The argument by many, including myself, to reinvest in ourselves and our communities has been more of an emotional plea up until this point. In previous Reader’s Recommendations, I have been reading and recommending books more about the conceptual and ideological ways to build (or rebuild) our cities. That is all fine and dandy, but the way most Americans, investors, and governments think are in economic terms. “What’s in it for me?” Or, “If downtown is great, why aren’t people investing in it?” This book goes into great rational and factual economic reasons why it makes more sense than ever.
The average American passively invests in his or her retirement account for decades and hopes that come retirement time, they are able to live comfortably in their golden years. If this recent financial crisis has taught us anything, even when things were supposedly “the greatest times in our history,” we have more people ill-equipped for their own retirements than ever.

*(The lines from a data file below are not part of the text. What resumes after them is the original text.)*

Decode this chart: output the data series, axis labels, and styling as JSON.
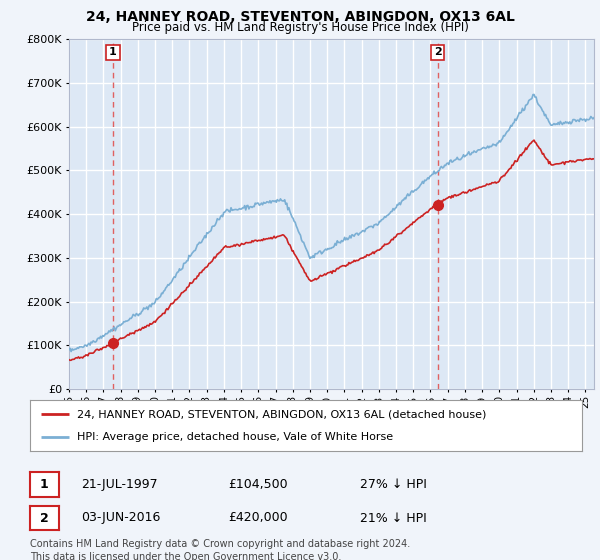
{
  "title_line1": "24, HANNEY ROAD, STEVENTON, ABINGDON, OX13 6AL",
  "title_line2": "Price paid vs. HM Land Registry's House Price Index (HPI)",
  "background_color": "#f0f4fa",
  "plot_bg_color": "#dde8f5",
  "ylim": [
    0,
    800000
  ],
  "yticks": [
    0,
    100000,
    200000,
    300000,
    400000,
    500000,
    600000,
    700000,
    800000
  ],
  "sale1_x": 1997.55,
  "sale1_y": 104500,
  "sale2_x": 2016.42,
  "sale2_y": 420000,
  "legend_line1": "24, HANNEY ROAD, STEVENTON, ABINGDON, OX13 6AL (detached house)",
  "legend_line2": "HPI: Average price, detached house, Vale of White Horse",
  "footnote": "Contains HM Land Registry data © Crown copyright and database right 2024.\nThis data is licensed under the Open Government Licence v3.0.",
  "hpi_color": "#7bafd4",
  "sale_color": "#cc2222",
  "dashed_color": "#e06060",
  "xlim_start": 1995,
  "xlim_end": 2025.5
}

As the first chapter of Local Dollars, Local Sense highlights:
between 1871 and 2010, stocks listed by the S&P generated an annual rate of return of 2.6%.
This dispels the myth sold around financial advisory tables that you’ll see an average of 8% by investing in “the market.” This might come as a shock to most, but sadly it is the truth.

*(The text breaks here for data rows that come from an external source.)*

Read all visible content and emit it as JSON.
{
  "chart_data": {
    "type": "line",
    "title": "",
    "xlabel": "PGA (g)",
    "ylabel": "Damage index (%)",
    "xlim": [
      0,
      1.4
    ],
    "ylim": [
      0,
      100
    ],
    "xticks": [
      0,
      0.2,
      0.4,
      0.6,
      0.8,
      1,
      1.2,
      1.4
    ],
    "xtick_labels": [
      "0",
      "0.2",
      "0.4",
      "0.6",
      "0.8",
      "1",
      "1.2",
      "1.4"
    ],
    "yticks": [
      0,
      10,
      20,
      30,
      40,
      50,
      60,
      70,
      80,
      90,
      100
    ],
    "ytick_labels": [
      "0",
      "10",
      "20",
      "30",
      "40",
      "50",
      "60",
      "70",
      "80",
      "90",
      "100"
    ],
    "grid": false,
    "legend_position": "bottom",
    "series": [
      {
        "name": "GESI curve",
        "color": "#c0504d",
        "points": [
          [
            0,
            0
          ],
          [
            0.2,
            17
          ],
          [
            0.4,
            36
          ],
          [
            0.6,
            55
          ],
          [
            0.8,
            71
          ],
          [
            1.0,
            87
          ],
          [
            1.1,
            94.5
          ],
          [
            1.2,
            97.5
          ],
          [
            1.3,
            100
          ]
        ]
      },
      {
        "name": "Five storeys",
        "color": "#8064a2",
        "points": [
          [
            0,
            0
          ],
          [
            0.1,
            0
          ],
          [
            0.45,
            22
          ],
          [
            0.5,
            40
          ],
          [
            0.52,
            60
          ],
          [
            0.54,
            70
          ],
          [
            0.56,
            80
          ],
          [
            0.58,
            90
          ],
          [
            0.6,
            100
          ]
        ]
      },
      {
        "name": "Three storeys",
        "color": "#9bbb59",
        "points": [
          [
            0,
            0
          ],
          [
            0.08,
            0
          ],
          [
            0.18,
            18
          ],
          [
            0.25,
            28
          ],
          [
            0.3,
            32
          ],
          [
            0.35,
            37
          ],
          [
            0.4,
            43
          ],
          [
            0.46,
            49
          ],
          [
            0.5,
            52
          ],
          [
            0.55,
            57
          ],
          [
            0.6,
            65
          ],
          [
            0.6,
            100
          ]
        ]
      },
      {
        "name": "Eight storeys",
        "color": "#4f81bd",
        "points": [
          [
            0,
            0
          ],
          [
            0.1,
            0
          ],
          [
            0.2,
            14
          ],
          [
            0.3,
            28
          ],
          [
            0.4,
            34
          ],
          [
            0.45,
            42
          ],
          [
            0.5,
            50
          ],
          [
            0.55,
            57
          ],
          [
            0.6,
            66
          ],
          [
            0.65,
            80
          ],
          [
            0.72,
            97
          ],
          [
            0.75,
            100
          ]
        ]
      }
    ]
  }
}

Most of what we invest into via 401(k)’s, Mutual Funds, etc… can be considered the root of our problems in our local communities. We invest in companies that are large enough to be listed on stock exchanges and more times than not, these are not in your town. Think about this – if you wanted to invest in your local community businesses, you can’t. The SEC and Federal regulators don’t make that possible with all their legal hoopla. So your local small to mid-sized businesses languish because they can’t get the same funding and perks as say our good friends at Walmart. Since the people managing your accounts are looking for big gains and returns you get a portfolio of large conglomerates and an invest market which is highly speculative chasing profits.
It’s a tough predicament we are in right now. And myself, of which I classify as a very entrepreneurial-minded 30-year-old, find it tough to get things started or off the ground. Not because my ideas aren’t good per se, but anything new or small is deemed risky by banks and investors. Thanks Chase, now you aren’t getting a Christmas card from me.

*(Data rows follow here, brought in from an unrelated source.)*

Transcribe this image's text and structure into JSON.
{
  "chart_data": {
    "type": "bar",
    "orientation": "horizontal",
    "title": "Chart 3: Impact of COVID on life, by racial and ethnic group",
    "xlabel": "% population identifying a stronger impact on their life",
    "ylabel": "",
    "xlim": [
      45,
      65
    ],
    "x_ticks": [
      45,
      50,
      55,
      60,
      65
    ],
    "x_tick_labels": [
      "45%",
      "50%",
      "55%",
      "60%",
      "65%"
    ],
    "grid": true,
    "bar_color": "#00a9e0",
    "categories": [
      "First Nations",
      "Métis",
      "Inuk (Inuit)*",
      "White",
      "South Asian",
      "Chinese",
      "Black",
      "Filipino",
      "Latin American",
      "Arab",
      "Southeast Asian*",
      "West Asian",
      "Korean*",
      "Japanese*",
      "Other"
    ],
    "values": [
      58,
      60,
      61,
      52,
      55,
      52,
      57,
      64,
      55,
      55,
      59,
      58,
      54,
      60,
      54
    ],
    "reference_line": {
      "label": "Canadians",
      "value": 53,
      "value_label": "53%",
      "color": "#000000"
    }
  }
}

So there has to be an alternative right? YES!!! From co-ops to crowd-funding and even to creating our own community stock exchanges, the author inspires and motivates the reader of the numerous possibilities to reclaiming our own communities while simultaneously receiving modest returns. I won’t go into every minute detail here in this post, but what I can recommend is that you pick up a copy of Local Dollars, Local Sense. Then you can begin not only helping resurrect your local communities, but creating a manageable portfolio of local investments that pays you back at the same time.